As requested by a moderator, this question as been separated from my question about microkernel-based operating systems.
In the 1980's, the team that developed C and Unix developed a distributed operating system Plan 9 from Bell Labs. Its descendant Inferno is still with us. Given its impeccable pedigree, the fact that Unix's own creators agree it is better, and the fact that the are accustomed to ideas such as that of a virtual machine today, one would have expected such operating systems to have replaced Linux, Windows, and so on. But this hasn't happened.
Wikipedia cites several opinions as to the probably reasons for the failure of Plan 9, including Eric Raymond's:
It looks like Plan 9 failed simply because it fell short of being a compelling enough improvement on Unix to displace its ancestor. Compared to Plan 9, Unix creaks and clanks and has obvious rust spots, but it gets the job done well enough to hold its position. There is a lesson here for ambitious system architects: the most dangerous enemy of a better solution is an existing codebase that is just good enough.

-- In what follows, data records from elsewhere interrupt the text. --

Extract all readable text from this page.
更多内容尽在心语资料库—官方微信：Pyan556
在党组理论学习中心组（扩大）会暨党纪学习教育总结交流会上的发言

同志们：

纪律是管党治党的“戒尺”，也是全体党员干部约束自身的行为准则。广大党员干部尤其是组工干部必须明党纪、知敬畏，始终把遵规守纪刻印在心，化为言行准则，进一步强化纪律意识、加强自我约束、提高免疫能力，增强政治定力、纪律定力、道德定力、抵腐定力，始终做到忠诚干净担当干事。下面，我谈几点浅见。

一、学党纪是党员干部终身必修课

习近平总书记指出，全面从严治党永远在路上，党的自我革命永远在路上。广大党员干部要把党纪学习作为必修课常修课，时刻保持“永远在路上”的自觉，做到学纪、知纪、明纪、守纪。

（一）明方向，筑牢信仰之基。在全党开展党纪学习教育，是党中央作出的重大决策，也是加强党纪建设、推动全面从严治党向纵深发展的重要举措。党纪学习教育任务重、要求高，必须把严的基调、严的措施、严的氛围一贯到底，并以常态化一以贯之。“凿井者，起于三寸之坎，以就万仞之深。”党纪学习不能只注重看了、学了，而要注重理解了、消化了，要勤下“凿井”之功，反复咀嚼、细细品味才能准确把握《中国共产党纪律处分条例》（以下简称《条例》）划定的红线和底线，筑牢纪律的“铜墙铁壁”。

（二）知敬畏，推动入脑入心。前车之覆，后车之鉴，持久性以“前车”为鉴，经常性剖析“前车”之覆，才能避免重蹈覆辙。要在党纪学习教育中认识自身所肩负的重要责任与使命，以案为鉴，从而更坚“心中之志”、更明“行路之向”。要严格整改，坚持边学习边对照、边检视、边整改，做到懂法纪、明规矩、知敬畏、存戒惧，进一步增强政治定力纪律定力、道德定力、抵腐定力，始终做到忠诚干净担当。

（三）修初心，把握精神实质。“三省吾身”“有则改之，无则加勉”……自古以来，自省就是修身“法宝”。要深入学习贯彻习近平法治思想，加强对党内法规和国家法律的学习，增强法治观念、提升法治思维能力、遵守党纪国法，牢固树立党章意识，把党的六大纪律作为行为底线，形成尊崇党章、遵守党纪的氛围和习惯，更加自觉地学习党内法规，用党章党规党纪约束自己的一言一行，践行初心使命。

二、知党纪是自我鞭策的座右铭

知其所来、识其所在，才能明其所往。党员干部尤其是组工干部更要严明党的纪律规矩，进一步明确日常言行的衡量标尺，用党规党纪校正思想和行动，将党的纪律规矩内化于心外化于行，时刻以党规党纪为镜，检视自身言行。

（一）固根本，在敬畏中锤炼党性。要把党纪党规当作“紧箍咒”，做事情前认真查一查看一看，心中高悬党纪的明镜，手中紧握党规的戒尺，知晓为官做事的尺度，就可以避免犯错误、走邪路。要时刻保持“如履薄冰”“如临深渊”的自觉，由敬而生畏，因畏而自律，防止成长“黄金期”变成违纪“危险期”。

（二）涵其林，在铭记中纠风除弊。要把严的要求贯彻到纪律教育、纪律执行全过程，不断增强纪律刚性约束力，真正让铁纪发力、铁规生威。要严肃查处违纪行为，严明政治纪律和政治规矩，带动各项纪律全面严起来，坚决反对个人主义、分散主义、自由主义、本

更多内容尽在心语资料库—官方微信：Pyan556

However, to choose one pet example, in another domain, platforms such as lichess prove that a new upstart platform (in lichess's case a chess platform) can displace established platforms if it offers a compelling enough advantage in terms of a user-friendly experience.
So I would like to ask, why has the world not switched over to Inferno? What, in fact, prevents the world from migrating to distributed OS's, particularly given that virtual machines, multiple CPUs, etc. are commonplace? Is there a "hard barrier" that Inferno has not crossed in terms of its capabilities?